Young children often dream of being superheroes like Superman, Batman, or Wonder Woman, but when Mohammed Islam was a child, his superheroes didn’t wear capes, they wore scrubs – they were the doctors and nurses he met accompanying his mother to her medical appointments to act as her translator.
“I was a kid still learning English, hearing medical jargon,” Mr. Islam said. “I saw the doctors and nurses and was intrigued by them. I wanted super powers and they had the power to heal.”
When he was five, Mr. Islam’s family emigrated from Bangladesh to the U.S. to live in East New York, Brooklyn.
He attended the local elementary schools until middle school, when his parents enrolled him in a Queens Madrasa, a school for Islam-centered education, so that he could learn more about his faith and remain focused. It was also post 9/11, and his parents felt that being in a school with other Muslims students would help insulate him from some of the Islamophobia they’d experienced, including instances of someone trying to pull off his mother’s scarf and strangers calling them names.
After his Quran studies at the Madrasa were complete, his teachers advised him to attend a school that trains people to become Islamic scholars. In 2010, he left for Johannesburg, South Africa, for a six-year religious studies program.
When he came back to the U.S. at 21, he felt he was “on a whole new island.” His family had moved from Brooklyn to a larger apartment in Stapleton Houses in Staten Island.
Taking the ferry wasn’t the only thing he had to teach himself to do. He wanted to attend college, but because he didn’t have a high school degree he had to take the high school equivalency exam, which he passed thanks to help from a prep course at Columbia University.
Mr. Islam will be even closer to fulfilling his childhood dream when he graduates from the College of Staten Island this December. He plans to take the Medical College Admission Test in March 2020 and hopes to be accepted to a medical school in New York.

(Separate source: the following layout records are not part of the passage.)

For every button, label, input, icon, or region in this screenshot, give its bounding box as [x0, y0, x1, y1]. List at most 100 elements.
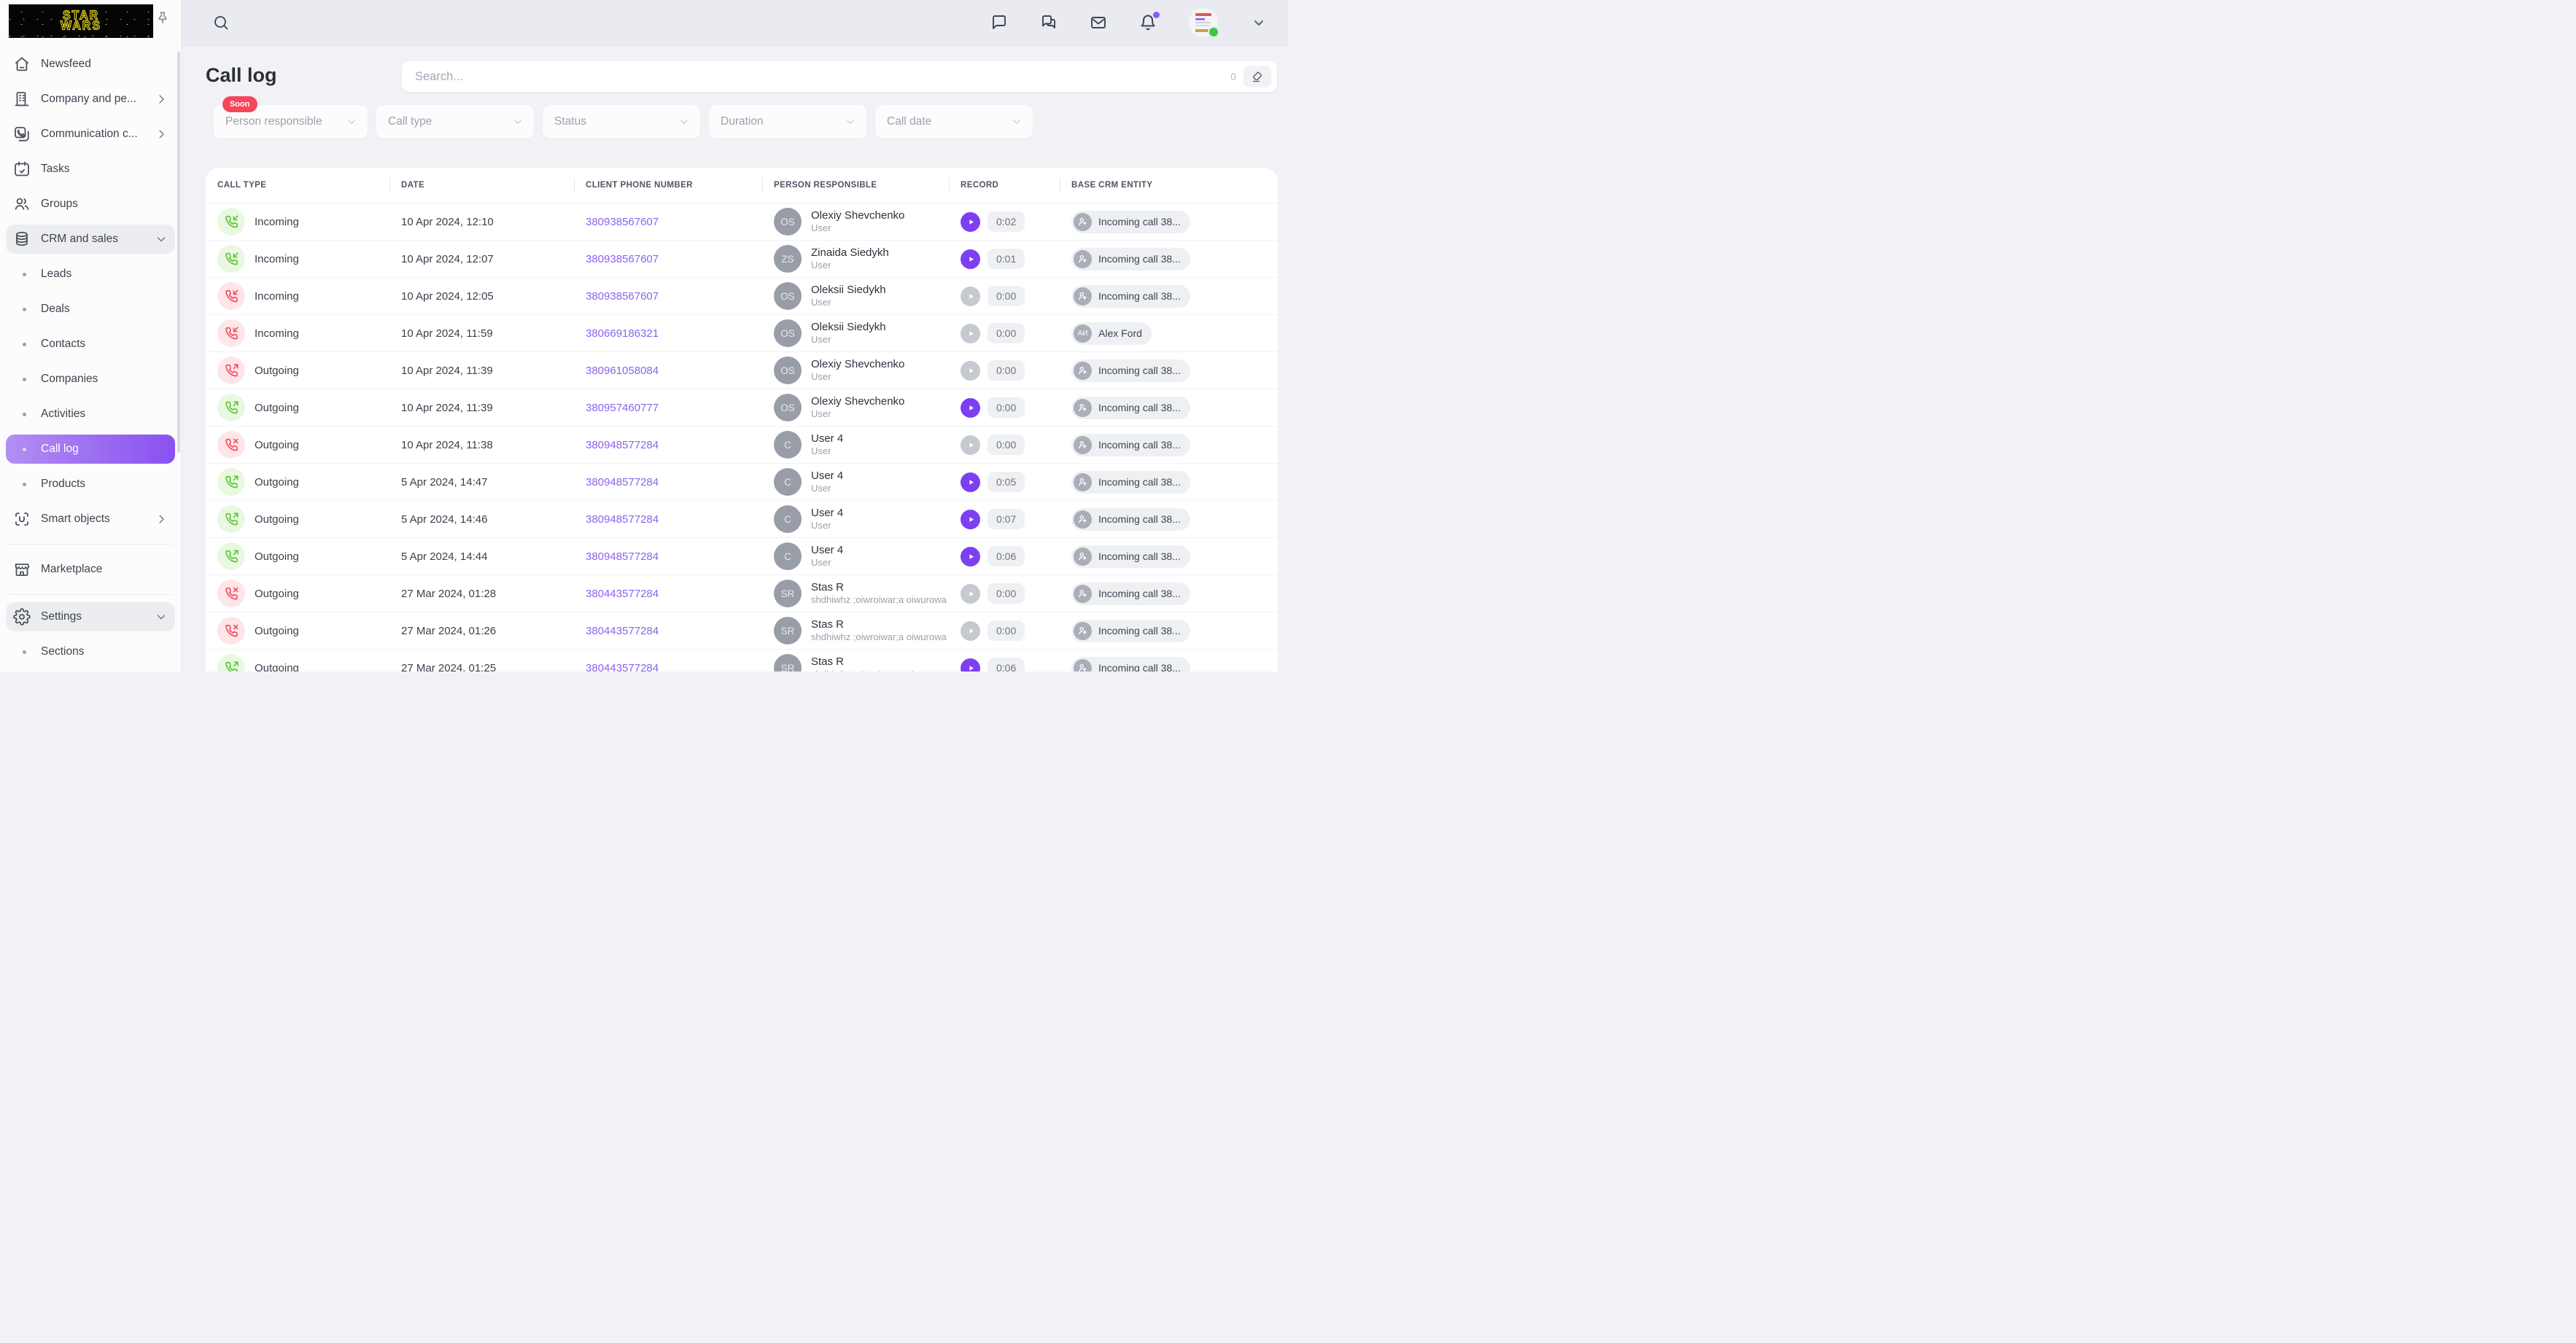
chevron-down-icon[interactable]: [1250, 14, 1268, 31]
phone-link[interactable]: 380948577284: [586, 476, 659, 488]
search-input[interactable]: [414, 69, 1230, 85]
sidebar-item-call-log[interactable]: Call log: [6, 435, 175, 464]
entity-chip[interactable]: Incoming call 38...: [1071, 359, 1190, 382]
entity-chip[interactable]: Incoming call 38...: [1071, 248, 1190, 270]
duration-badge: 0:06: [988, 658, 1025, 672]
play-button[interactable]: [961, 287, 980, 306]
phone-link[interactable]: 380948577284: [586, 550, 659, 563]
table-row[interactable]: Outgoing 10 Apr 2024, 11:39 380961058084…: [206, 351, 1278, 389]
filter-status[interactable]: Status: [543, 105, 700, 139]
table-row[interactable]: Outgoing 10 Apr 2024, 11:38 380948577284…: [206, 426, 1278, 463]
person-subtitle: User: [811, 483, 843, 494]
pin-icon[interactable]: [153, 9, 172, 28]
entity-chip[interactable]: Incoming call 38...: [1071, 471, 1190, 494]
bell-icon[interactable]: [1139, 14, 1157, 31]
phone-link[interactable]: 380938567607: [586, 253, 659, 265]
comment-icon[interactable]: [990, 14, 1008, 31]
avatar: C: [774, 505, 802, 533]
entity-chip[interactable]: Incoming call 38...: [1071, 434, 1190, 456]
phone-link[interactable]: 380938567607: [586, 216, 659, 228]
missed-call-icon: [217, 431, 245, 459]
table-row[interactable]: Outgoing 27 Mar 2024, 01:25 380443577284…: [206, 649, 1278, 672]
play-button[interactable]: [961, 584, 980, 604]
sidebar-item-contacts[interactable]: Contacts: [6, 327, 175, 362]
play-button[interactable]: [961, 324, 980, 343]
phone-link[interactable]: 380443577284: [586, 625, 659, 637]
play-button[interactable]: [961, 547, 980, 567]
table-row[interactable]: Outgoing 5 Apr 2024, 14:44 380948577284 …: [206, 537, 1278, 575]
phone-link[interactable]: 380948577284: [586, 513, 659, 526]
phone-link[interactable]: 380961058084: [586, 365, 659, 377]
phone-link[interactable]: 380948577284: [586, 439, 659, 451]
entity-chip[interactable]: Incoming call 38...: [1071, 508, 1190, 531]
phone-link[interactable]: 380669186321: [586, 327, 659, 340]
sidebar-item-smart-objects[interactable]: Smart objects: [6, 502, 175, 537]
sidebar-item-marketplace[interactable]: Marketplace: [6, 552, 175, 587]
sidebar-item-newsfeed[interactable]: Newsfeed: [6, 47, 175, 82]
sidebar-item-crm-and-sales[interactable]: CRM and sales: [6, 225, 175, 254]
sidebar-item-sections[interactable]: Sections: [6, 634, 175, 669]
play-button[interactable]: [961, 249, 980, 269]
avatar: SR: [774, 617, 802, 645]
phone-link[interactable]: 380443577284: [586, 588, 659, 600]
table-row[interactable]: Outgoing 27 Mar 2024, 01:26 380443577284…: [206, 612, 1278, 649]
sidebar-item-companies[interactable]: Companies: [6, 362, 175, 397]
sidebar-item-communication-c[interactable]: Communication c...: [6, 117, 175, 152]
table-row[interactable]: Incoming 10 Apr 2024, 12:10 380938567607…: [206, 203, 1278, 240]
sidebar-item-activities[interactable]: Activities: [6, 397, 175, 432]
sidebar-item-tasks[interactable]: Tasks: [6, 152, 175, 187]
phone-link[interactable]: 380443577284: [586, 662, 659, 672]
sidebar-item-leads[interactable]: Leads: [6, 257, 175, 292]
table-row[interactable]: Incoming 10 Apr 2024, 12:05 380938567607…: [206, 277, 1278, 314]
play-button[interactable]: [961, 510, 980, 529]
phone-link[interactable]: 380938567607: [586, 290, 659, 303]
mail-icon[interactable]: [1090, 14, 1107, 31]
filter-person-responsible[interactable]: Person responsible Soon: [214, 105, 368, 139]
sidebar-item-deals[interactable]: Deals: [6, 292, 175, 327]
sidebar-item-groups[interactable]: Groups: [6, 187, 175, 222]
filter-call-date[interactable]: Call date: [875, 105, 1033, 139]
play-button[interactable]: [961, 472, 980, 492]
missed-call-icon: [217, 617, 245, 645]
duration-badge: 0:02: [988, 211, 1025, 232]
filter-call-type[interactable]: Call type: [376, 105, 534, 139]
filter-duration[interactable]: Duration: [709, 105, 866, 139]
sidebar-item-products[interactable]: Products: [6, 467, 175, 502]
table-row[interactable]: Outgoing 5 Apr 2024, 14:46 380948577284 …: [206, 500, 1278, 537]
table-row[interactable]: Incoming 10 Apr 2024, 12:07 380938567607…: [206, 240, 1278, 277]
table-row[interactable]: Outgoing 10 Apr 2024, 11:39 380957460777…: [206, 389, 1278, 426]
play-button[interactable]: [961, 621, 980, 641]
phone-link[interactable]: 380957460777: [586, 402, 659, 414]
app-logo[interactable]: STAR WARS: [9, 4, 153, 38]
entity-chip[interactable]: Incoming call 38...: [1071, 657, 1190, 672]
entity-chip[interactable]: АИ Alex Ford: [1071, 322, 1152, 345]
play-button[interactable]: [961, 435, 980, 455]
notification-dot: [1153, 12, 1160, 18]
table-row[interactable]: Outgoing 5 Apr 2024, 14:47 380948577284 …: [206, 463, 1278, 500]
sidebar-nav: Newsfeed Company and pe... Communication…: [6, 47, 175, 669]
play-button[interactable]: [961, 212, 980, 232]
table-row[interactable]: Incoming 10 Apr 2024, 11:59 380669186321…: [206, 314, 1278, 351]
play-button[interactable]: [961, 658, 980, 672]
call-type-label: Outgoing: [255, 365, 299, 377]
user-avatar[interactable]: [1189, 8, 1218, 37]
eraser-button[interactable]: [1244, 66, 1271, 87]
chats-icon[interactable]: [1040, 14, 1058, 31]
incoming-lead-icon: [1074, 436, 1092, 454]
search-icon[interactable]: [212, 14, 230, 31]
play-button[interactable]: [961, 398, 980, 418]
call-type-label: Outgoing: [255, 588, 299, 600]
sidebar-item-settings[interactable]: Settings: [6, 602, 175, 631]
entity-chip[interactable]: Incoming call 38...: [1071, 583, 1190, 605]
sidebar-item-company-and-pe[interactable]: Company and pe...: [6, 82, 175, 117]
sidebar-scrollbar[interactable]: [177, 52, 180, 453]
entity-chip[interactable]: Incoming call 38...: [1071, 545, 1190, 568]
table-row[interactable]: Outgoing 27 Mar 2024, 01:28 380443577284…: [206, 575, 1278, 612]
building-icon: [13, 90, 31, 108]
gear-icon: [13, 608, 31, 626]
entity-chip[interactable]: Incoming call 38...: [1071, 397, 1190, 419]
play-button[interactable]: [961, 361, 980, 381]
entity-chip[interactable]: Incoming call 38...: [1071, 285, 1190, 308]
entity-chip[interactable]: Incoming call 38...: [1071, 211, 1190, 233]
entity-chip[interactable]: Incoming call 38...: [1071, 620, 1190, 642]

He’s also been preparing for his future career with on-the-job experience. Currently, he works as a scribe at the Staten Island University Hospital ER, where he records notes for attending physicians, completes patient charts, transcribes dictation for medical reports, and more.
And over the summer, he had an amazing opportunity to intern at a teaching hospital in Fez, Morocco, thanks to the Fund for Education Abroad. He spent four weeks at a teaching hospital there, shadowing physicians in nephrology, neurology, pediatrics, and radiation-oncology.

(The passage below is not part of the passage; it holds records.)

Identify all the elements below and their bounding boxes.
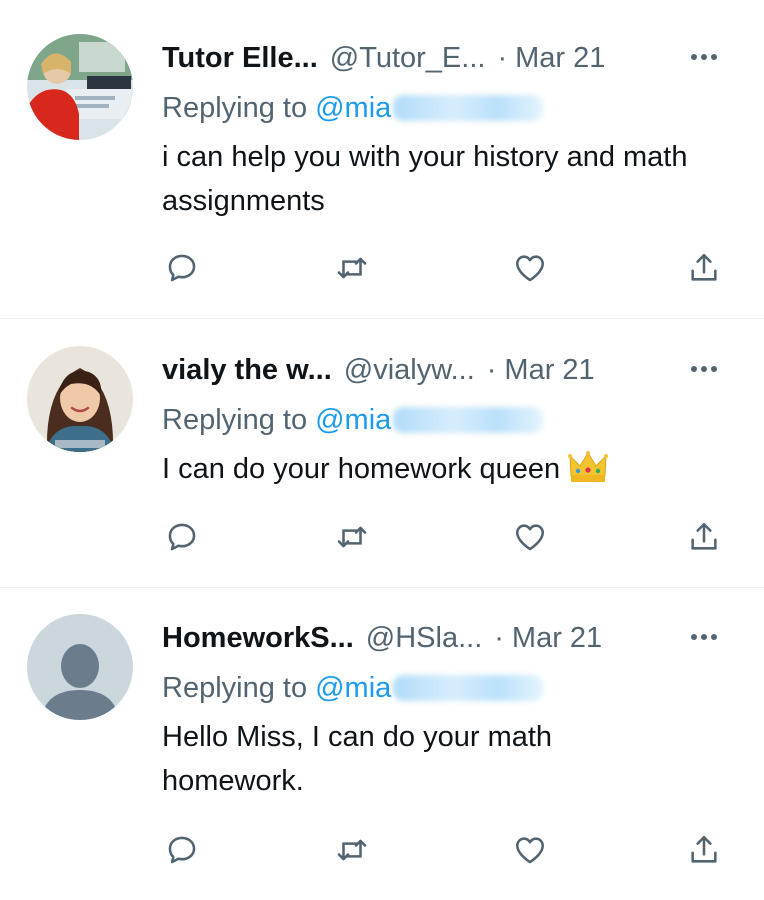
tweet-body: I can do your homework queen xyxy=(162,453,561,485)
more-horizontal-icon xyxy=(691,54,717,60)
more-options-button[interactable] xyxy=(682,622,726,652)
reply-button[interactable] xyxy=(160,515,204,559)
retweet-button[interactable] xyxy=(330,515,374,559)
share-button[interactable] xyxy=(682,828,726,872)
tweet-date[interactable]: Mar 21 xyxy=(504,354,594,387)
reply-button[interactable] xyxy=(160,828,204,872)
share-upload-icon xyxy=(691,522,717,550)
tweet-body: i can help you with your history and mat… xyxy=(162,141,688,217)
reply-tweet[interactable]: HomeworkS... @HSla... · Mar 21 Replying … xyxy=(0,588,764,900)
avatar[interactable] xyxy=(27,614,133,720)
tweet-date[interactable]: Mar 21 xyxy=(512,622,602,655)
photo-avatar-woman-icon xyxy=(27,346,133,452)
tweet-text: i can help you with your history and mat… xyxy=(162,135,722,223)
tweet-text: Hello Miss, I can do your math homework. xyxy=(162,715,632,803)
user-handle[interactable]: @HSla... xyxy=(366,622,482,655)
like-button[interactable] xyxy=(508,515,552,559)
user-handle[interactable]: @vialyw... xyxy=(344,354,475,387)
replying-to: Replying to @mia xyxy=(162,401,544,439)
separator-dot: · xyxy=(497,41,508,74)
share-button[interactable] xyxy=(682,515,726,559)
more-horizontal-icon xyxy=(691,366,717,372)
retweet-button[interactable] xyxy=(330,828,374,872)
more-options-button[interactable] xyxy=(682,42,726,72)
crown-emoji-icon xyxy=(568,450,609,497)
heart-icon xyxy=(515,524,545,551)
like-button[interactable] xyxy=(508,828,552,872)
reply-bubble-icon xyxy=(168,523,196,551)
more-options-button[interactable] xyxy=(682,354,726,384)
mention-link[interactable]: @mia xyxy=(315,404,391,437)
tweet-date[interactable]: Mar 21 xyxy=(515,42,605,75)
avatar[interactable] xyxy=(27,34,133,140)
retweet-button[interactable] xyxy=(330,246,374,290)
mention-link[interactable]: @mia xyxy=(315,92,391,125)
redacted-handle-blur xyxy=(393,675,544,701)
separator-dot: · xyxy=(486,353,497,386)
reply-bubble-icon xyxy=(168,836,196,864)
display-name[interactable]: HomeworkS... xyxy=(162,622,354,655)
share-button[interactable] xyxy=(682,246,726,290)
reply-tweet[interactable]: Tutor Elle... @Tutor_E... · Mar 21 Reply… xyxy=(0,0,764,318)
display-name[interactable]: Tutor Elle... xyxy=(162,42,318,75)
tweet-header: vialy the w... @vialyw... · Mar 21 xyxy=(162,350,595,390)
reply-tweet[interactable]: vialy the w... @vialyw... · Mar 21 Reply… xyxy=(0,319,764,587)
default-avatar-icon xyxy=(27,614,133,720)
tweet-body: Hello Miss, I can do your math homework. xyxy=(162,721,553,797)
tweet-header: Tutor Elle... @Tutor_E... · Mar 21 xyxy=(162,38,605,78)
photo-avatar-classroom-icon xyxy=(27,34,133,140)
more-horizontal-icon xyxy=(691,634,717,640)
separator-dot: · xyxy=(494,621,504,654)
heart-icon xyxy=(515,255,545,282)
retweet-icon xyxy=(337,839,367,861)
reply-button[interactable] xyxy=(160,246,204,290)
mention-link[interactable]: @mia xyxy=(315,672,391,705)
tweet-header: HomeworkS... @HSla... · Mar 21 xyxy=(162,618,602,658)
tweet-text: I can do your homework queen xyxy=(162,447,722,497)
heart-icon xyxy=(515,837,545,864)
like-button[interactable] xyxy=(508,246,552,290)
share-upload-icon xyxy=(691,835,717,863)
redacted-handle-blur xyxy=(393,407,544,433)
display-name[interactable]: vialy the w... xyxy=(162,354,332,387)
reply-bubble-icon xyxy=(168,254,196,282)
replying-to: Replying to @mia xyxy=(162,669,544,707)
avatar[interactable] xyxy=(27,346,133,452)
redacted-handle-blur xyxy=(393,95,544,121)
replying-to-label: Replying to xyxy=(162,91,308,124)
retweet-icon xyxy=(337,257,367,279)
share-upload-icon xyxy=(691,253,717,281)
retweet-icon xyxy=(337,526,367,548)
replying-to-label: Replying to xyxy=(162,671,308,704)
replying-to: Replying to @mia xyxy=(162,89,544,127)
user-handle[interactable]: @Tutor_E... xyxy=(330,42,486,75)
replying-to-label: Replying to xyxy=(162,403,308,436)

In addition to becoming immersed in Moroccan food, art, language, and “the best tea,” Mr. Islam said the internship “solidified my intention of pursuing a career in medicine and gave me a perspective of what global medicine looks like. I’ve always had the intention of practicing medicine in underserved communities, but I have a global mission now.”
His mission is also to give back on a personal level. Before Morocco, he spent three weeks this summer in the CUNY Service Corps – Puerto Rico, where he helped repair roofs for families whose homes were damaged by Hurricane Maria. He volunteers with Muslims Giving Back, where he teaches a course on the Quran, helps with the organization’s food pantry, and raises money. He was also a member of NYCHA’s Advisory Group on Smoking and Health, which helped implement the Authority’s non-smoking policy.
With all the activities Mr. Islam is involved in, it’s no wonder that he was one of this year’s winners of the NYCHA-CUNY Scholarship, which provides recipients with $1,000 for education-related expenses. In fact, this is the third time he’s won the award.
What keeps him pursuing his goals, even in the face of obstacles, is something he believes everyone, not just superheroes, can live by: “Dream big, and strive with full effort until your dreams become your reality.”